Here is a start: Look around your living space. Do you surround yourself with things you really like or things you like only because they are absurd? Listen to your own speech. Ask yourself: Do I communicate primarily through inside jokes and pop culture references? What percentage of my speech is meaningful? How much hyperbolic language do I use? Do I feign indifference? Look at your clothes. What parts of your wardrobe could be described as costume-like, derivative or reminiscent of some specific style archetype (the secretary, the hobo, the flapper, yourself as a child)? In other words, do your clothes refer to something else or only to themselves? Do you attempt to look intentionally nerdy, awkward or ugly? In other words, is your style an anti-style? The most important question: How would it feel to change yourself quietly, offline, without public display, from within?”  How to Live Without Irony by Christy Wampole, NYT Opinionator.

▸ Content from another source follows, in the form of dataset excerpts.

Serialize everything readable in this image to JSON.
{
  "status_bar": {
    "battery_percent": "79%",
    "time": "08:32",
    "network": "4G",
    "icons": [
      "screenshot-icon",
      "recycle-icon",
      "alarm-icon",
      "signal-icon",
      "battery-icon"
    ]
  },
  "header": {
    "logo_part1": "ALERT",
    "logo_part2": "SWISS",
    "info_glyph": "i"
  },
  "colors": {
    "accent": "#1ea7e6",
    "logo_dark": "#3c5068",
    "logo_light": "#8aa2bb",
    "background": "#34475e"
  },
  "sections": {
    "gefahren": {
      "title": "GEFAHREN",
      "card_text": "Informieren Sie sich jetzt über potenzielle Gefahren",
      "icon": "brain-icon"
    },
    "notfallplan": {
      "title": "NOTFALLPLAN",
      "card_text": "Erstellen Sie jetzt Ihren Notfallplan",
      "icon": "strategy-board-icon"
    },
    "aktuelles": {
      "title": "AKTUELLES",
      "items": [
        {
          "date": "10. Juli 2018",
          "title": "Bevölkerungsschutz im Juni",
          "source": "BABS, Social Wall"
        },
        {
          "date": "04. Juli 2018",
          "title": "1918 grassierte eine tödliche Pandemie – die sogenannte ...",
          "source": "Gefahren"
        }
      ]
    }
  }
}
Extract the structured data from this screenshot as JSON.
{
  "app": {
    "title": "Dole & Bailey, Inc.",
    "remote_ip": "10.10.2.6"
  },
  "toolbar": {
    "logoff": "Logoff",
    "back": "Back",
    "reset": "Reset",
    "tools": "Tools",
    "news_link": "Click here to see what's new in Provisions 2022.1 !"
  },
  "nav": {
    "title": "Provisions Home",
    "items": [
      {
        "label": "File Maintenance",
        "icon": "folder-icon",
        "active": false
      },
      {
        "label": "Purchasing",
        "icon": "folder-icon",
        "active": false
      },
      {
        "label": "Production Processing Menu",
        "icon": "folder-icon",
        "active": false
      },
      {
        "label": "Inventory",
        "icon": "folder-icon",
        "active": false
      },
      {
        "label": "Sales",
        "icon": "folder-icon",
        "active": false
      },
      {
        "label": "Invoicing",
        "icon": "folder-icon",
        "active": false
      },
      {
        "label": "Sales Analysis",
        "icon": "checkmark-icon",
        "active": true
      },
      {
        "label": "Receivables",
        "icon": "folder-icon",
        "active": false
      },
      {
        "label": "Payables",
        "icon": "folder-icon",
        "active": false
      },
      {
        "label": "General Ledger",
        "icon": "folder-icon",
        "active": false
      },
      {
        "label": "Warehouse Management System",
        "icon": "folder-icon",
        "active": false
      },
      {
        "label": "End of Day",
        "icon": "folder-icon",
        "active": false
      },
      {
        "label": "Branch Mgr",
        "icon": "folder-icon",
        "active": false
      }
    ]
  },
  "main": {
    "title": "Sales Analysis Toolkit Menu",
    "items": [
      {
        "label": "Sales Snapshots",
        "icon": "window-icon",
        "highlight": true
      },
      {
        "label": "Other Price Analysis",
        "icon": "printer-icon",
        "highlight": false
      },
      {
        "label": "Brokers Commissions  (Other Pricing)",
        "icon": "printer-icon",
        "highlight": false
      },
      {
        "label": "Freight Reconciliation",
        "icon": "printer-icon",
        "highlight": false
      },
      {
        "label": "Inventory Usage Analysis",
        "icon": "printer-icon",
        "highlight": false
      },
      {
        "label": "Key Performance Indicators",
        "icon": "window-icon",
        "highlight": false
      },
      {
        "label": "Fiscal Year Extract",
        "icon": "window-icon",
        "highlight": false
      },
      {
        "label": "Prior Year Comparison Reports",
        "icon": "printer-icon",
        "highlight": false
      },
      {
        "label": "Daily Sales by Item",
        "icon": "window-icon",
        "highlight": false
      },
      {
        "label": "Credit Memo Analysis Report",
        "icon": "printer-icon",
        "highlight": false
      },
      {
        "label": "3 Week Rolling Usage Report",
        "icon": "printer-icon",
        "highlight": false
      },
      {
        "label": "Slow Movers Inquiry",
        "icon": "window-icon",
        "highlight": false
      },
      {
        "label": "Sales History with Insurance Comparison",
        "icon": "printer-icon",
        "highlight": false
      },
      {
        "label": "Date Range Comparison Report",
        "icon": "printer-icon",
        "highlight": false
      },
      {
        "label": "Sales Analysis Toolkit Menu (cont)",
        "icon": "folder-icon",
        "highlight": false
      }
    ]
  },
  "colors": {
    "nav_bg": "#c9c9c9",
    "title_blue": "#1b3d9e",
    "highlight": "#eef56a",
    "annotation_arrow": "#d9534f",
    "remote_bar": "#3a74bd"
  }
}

I would like to honestly embrace some of Wampole’s ideas. I felt tender about her suggestion that we consider what our lives might be like if we lived away from the harsh light of irony and public display and were just ourselves – not only in how we dress, but in other ways. We need sincerity and humility. We need to quench anxiety and envy. We should resist the pressure to keep standards that have nothing to do with godliness and more to do with public image or materialism. 

 That leaves me wondering what to think about the interactive, on-line Advent Calendar that I have secretly loved and am now publicly disclosing. Yes, I’ve opened it each day this month. I’ve decorated a tree and made a snowman. Some would call it The Pike’s Peak of Sentimentality.
Granddaughter and Grandma
Okay, I agree it’s sentimental. Life is hard, I’ve never denied it, but can’t I please have some teeny bits of child-like sweetness? My grandchildren and other kids like this calendar, too. (Last year’s Advent calendar included a few parts of Real Christmas, which partially justified it. I don’t know if this year will be the same.) I would like to like it without apology or fear of being labeled unsophisticated, intellectually inferior, or lacking in cultural blah-blah-blah discernment.
 So if I can encourage you to join me just for a little while?: Let’s enjoy the skating rink at Rockefeller Center, the bubble lights on the tree, gingerbread cookies with red buttons and Aaron Neville’s “Blue Christmas.” We will not worry too much about kitsch because we will still get plenty of Advent readings, King’s Carols, and Hallelujah choruses.

And one more thing, Christy Wampole. What about humor? We need to laugh. My wild “Happy Chair” does make me happy. And it is nothing if not kitschy. Seeing a serious theologian wearing wild socks makes me laugh. And if my casserole dishes and hot pad trivets make me smile because they remind me of my grandmother – isn’t that not just allowable, but good?
"Happy Chair"
 It’s true. I am picking on only one part of Wampole’s thoughtful essay. I wonder if she or I confuse the meaning of irony with cynicism? It would be more fair to her if we discussed the entire piece in context, but I’ve got to get downstairs right now and check on Honeysuckle who is suffering from pasteurella multocida. It is making her dizzy and sick. She can’t even hop around. We are feeling worried and a little sentimental about Anita’s poor bunny.
Honeysuckle is sick
 For so many reasons: O, come Immanuel, come.